The Reverend Cornelius Tarplee, 1911-1970

Rev. Cornelius Tarplee.

Rev. Cornelius Tarplee.

Cornelius "Neil" Tarplee, co-founder of ESCRU and Executive Council member, was born at LeRoy, New York, on June 29, 1911, to Frank Tarplee and Mary Louise Large. He graduated from the University of Virginia in 1933, and received his B.D. from the Virginia Theological Seminary in 1936. He was ordained a priest in 1937, the same year in which he married Priscilla Adams.

Tarplee spent the first three years of his career as Priest in Charge of three Florida parishes: St. Mary's in Green Cove Springs; St. Margaret's in Hibernia; and Grace Church in Orange Park. In 1939 he became Minister in Charge of a different trio of parishes, also in Florida: Christ Church in Monticello, St. Clement's in Lloyd, and St. James' in Perry. He was called to Zion Church in Charlestown, West Virginia, in 1942, where he served until 1950. His ministry to the parish was interrupted from 1942 to 1944 when he served as a Chaplain (Lt. Jg) in the U.S. Naval Reserve. In 1950 Tarplee became rector of St. Paul's in Lynchburg, Virginia.

While in Virginia, Tarplee was hired by The Episcopal Church to connect pro-integration Southern Episcopalians across parishes in the South, in the hopes of building a solid network in the midst of a hostile environment. The program, known as “Bridge Building in Areas of Racial Tension,” was conducted with a certain amount of secrecy in its initial stages, as the organizers feared that, if publicized, it would meet with a great deal of resistance. Neil Tarplee visited 26 dioceses in the first four months of his job, which began in 1956.

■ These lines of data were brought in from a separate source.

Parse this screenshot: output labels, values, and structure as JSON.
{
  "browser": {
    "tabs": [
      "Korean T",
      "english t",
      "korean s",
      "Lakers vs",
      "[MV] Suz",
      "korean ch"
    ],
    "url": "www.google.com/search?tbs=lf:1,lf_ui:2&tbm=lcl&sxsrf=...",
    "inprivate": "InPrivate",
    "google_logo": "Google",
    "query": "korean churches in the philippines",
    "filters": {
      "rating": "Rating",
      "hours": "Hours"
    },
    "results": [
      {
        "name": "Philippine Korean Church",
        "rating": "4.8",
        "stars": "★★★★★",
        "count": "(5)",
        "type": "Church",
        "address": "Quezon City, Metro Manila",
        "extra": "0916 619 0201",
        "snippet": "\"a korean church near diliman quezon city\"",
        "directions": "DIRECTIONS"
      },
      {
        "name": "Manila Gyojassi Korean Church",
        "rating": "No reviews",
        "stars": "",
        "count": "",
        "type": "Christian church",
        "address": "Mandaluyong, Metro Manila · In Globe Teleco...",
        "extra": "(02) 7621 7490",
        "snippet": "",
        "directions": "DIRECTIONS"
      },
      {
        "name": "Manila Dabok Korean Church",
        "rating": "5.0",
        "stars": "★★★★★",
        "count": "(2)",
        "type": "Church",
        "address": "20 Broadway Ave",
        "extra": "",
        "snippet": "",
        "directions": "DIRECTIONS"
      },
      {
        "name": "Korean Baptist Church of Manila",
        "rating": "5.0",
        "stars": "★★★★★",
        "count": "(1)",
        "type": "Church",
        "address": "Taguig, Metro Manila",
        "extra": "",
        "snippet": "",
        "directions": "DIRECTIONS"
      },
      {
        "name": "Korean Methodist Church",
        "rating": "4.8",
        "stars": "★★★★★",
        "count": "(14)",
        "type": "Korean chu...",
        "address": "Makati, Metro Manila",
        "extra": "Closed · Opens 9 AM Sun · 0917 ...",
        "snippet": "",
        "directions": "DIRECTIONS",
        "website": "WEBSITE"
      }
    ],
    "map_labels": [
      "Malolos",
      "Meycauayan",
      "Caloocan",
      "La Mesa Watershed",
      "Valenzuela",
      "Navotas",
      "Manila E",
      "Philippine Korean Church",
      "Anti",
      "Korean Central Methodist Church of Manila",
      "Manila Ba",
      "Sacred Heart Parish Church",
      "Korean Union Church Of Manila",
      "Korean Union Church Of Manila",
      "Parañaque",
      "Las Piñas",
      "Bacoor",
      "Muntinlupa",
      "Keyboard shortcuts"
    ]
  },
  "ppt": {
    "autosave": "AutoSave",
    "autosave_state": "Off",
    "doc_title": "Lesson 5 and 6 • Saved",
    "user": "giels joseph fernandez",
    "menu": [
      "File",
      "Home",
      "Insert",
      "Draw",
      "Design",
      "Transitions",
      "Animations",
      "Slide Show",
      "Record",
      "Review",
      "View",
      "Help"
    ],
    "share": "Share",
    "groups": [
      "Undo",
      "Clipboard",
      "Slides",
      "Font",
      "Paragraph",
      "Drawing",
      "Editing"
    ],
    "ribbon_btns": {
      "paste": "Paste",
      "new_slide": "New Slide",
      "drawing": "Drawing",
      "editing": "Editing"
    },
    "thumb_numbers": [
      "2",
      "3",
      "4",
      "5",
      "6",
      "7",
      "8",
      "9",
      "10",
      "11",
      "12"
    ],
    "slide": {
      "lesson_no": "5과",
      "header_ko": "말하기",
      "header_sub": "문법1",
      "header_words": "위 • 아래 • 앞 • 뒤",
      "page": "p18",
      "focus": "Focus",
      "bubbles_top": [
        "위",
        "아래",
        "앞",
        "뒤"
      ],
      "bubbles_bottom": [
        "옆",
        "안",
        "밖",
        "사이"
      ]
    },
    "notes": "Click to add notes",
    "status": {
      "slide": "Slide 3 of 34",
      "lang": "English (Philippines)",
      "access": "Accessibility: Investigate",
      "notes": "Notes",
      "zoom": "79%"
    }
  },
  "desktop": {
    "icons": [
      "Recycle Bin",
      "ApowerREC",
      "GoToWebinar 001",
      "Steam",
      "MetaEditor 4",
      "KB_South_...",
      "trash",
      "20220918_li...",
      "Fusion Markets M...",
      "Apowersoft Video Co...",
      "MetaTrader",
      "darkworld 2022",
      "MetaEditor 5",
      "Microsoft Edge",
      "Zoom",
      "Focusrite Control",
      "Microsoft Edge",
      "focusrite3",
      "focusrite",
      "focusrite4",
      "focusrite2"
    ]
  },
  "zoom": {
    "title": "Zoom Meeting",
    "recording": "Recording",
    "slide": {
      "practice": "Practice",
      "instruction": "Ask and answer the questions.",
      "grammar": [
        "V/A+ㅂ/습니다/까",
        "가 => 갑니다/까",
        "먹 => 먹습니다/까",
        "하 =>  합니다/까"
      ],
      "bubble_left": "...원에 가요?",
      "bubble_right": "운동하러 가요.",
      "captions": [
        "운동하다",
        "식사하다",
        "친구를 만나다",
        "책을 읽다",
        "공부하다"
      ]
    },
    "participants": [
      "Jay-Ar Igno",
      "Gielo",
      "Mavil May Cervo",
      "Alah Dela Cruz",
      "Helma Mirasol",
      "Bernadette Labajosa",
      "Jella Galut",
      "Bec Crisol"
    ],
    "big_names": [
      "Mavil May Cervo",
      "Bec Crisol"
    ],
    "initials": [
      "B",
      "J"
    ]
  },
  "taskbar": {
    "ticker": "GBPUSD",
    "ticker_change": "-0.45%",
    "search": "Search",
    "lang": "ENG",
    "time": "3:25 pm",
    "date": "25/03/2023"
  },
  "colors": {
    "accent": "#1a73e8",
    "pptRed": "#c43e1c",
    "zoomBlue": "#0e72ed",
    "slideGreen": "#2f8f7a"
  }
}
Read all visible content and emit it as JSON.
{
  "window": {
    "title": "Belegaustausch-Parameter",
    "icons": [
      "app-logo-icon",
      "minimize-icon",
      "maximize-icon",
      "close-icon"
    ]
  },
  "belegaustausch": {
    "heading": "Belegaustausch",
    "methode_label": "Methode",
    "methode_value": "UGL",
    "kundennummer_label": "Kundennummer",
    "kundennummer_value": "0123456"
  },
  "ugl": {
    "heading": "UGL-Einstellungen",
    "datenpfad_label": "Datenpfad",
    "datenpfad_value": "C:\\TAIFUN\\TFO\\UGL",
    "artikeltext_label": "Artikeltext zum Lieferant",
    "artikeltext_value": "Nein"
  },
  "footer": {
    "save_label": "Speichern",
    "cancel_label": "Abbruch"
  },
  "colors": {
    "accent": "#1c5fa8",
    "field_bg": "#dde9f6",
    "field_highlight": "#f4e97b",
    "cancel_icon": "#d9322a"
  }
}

The following year, he left St. Paul’s in Lynchburg to become the Associate Secretary for the Division of Christian Citizenship, part of the Department of Christian Social Relations of The Episcopal Church in New York. This department had been formed in 1919 to manifest the Church's witness and ministry in social, industrial, and economic justice, and Tarplee brought a deep and pragmatic understanding of Southern racial politics to the job, which he would hold until his death in 1970.